Chacun aura son avis sur cette évolution, mais les entreprises, elles, l’abordent de manière pragmatique: beaucoup d’entre elles publient désormais des rapports sur leurs actions en matière de durabilité et sur les critères qu’elles se fixent dans les domaines environnementaux, sociaux et de gouvernance (ESG). Elles s’engagent la plupart du temps de manière volontaire.

En Suisse, seul un nombre restreint de grandes entreprises sont actuellement soumises à des obligations légales dans ce domaine. Le Code des obligations impose la publication d’un «rapport sur les questions non financières» aux sociétés qui comptent au moins 500 emplois à plein temps, dont le total au bilan dépasse 20 millions de francs et dont le chiffre d’affaires dépasse 40 millions. Cela concerne quelque 300 entreprises.
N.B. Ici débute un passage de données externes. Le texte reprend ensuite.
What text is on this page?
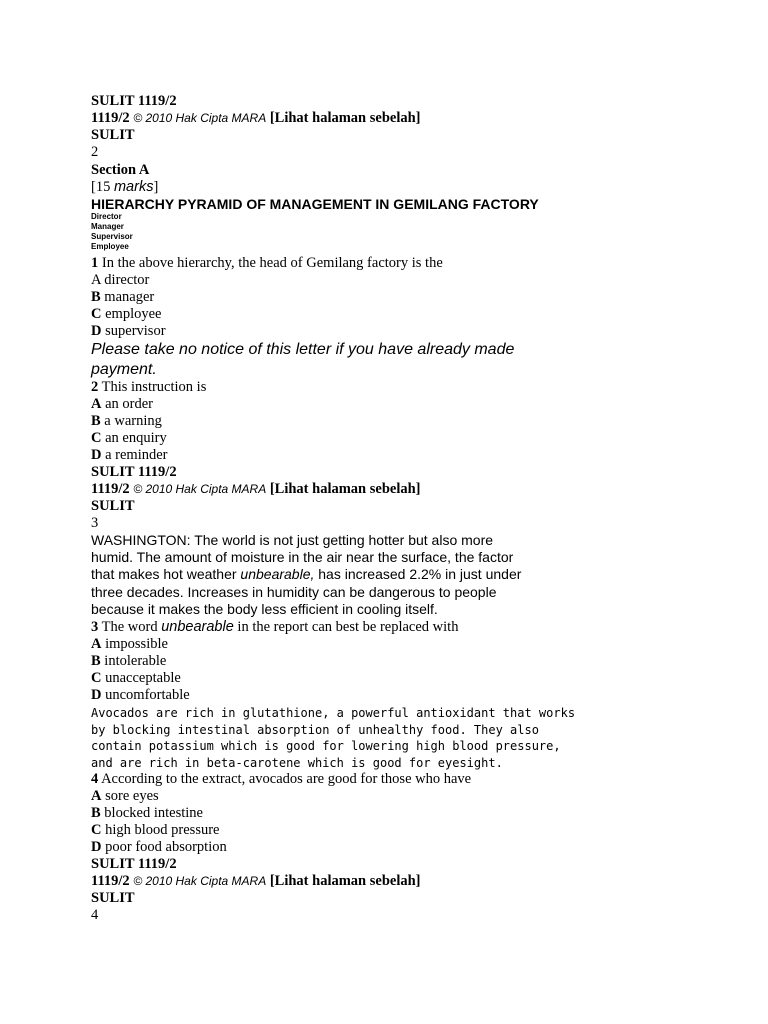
SULIT 1119/2
1119/2 © 2010 Hak Cipta MARA [Lihat halaman sebelah]
SULIT
2
Section A
[15 marks]
HIERARCHY PYRAMID OF MANAGEMENT IN GEMILANG FACTORY
Director
Manager
Supervisor
Employee
1 In the above hierarchy, the head of Gemilang factory is the
A director
B manager
C employee
D supervisor
Please take no notice of this letter if you have already made
payment.
2 This instruction is
A an order
B a warning
C an enquiry
D a reminder
SULIT 1119/2
1119/2 © 2010 Hak Cipta MARA [Lihat halaman sebelah]
SULIT
3
WASHINGTON: The world is not just getting hotter but also more
humid. The amount of moisture in the air near the surface, the factor
that makes hot weather unbearable, has increased 2.2% in just under
three decades. Increases in humidity can be dangerous to people
because it makes the body less efficient in cooling itself.
3 The word unbearable in the report can best be replaced with
A impossible
B intolerable
C unacceptable
D uncomfortable
Avocados are rich in glutathione, a powerful antioxidant that works
by blocking intestinal absorption of unhealthy food. They also
contain potassium which is good for lowering high blood pressure,
and are rich in beta-carotene which is good for eyesight.
4 According to the extract, avocados are good for those who have
A sore eyes
B blocked intestine
C high blood pressure
D poor food absorption
SULIT 1119/2
1119/2 © 2010 Hak Cipta MARA [Lihat halaman sebelah]
SULIT
4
La durabilité n’est pas seulement environnementale, mais aussi sociale et économique, et le premier objectif de durabilité d’une entreprise est d’exister durablement.

Pierre-Gabriel Bieri

Pourtant la tentation réglementaire guette. Des revendications demandent que les institutions de prévoyance soient contraintes de se fixer des objectifs ESG en matière de placements et de rendre compte de la manière dont elles les respectent – alors même qu’un nombre croissant de ces institutions suivent déjà cette pratique.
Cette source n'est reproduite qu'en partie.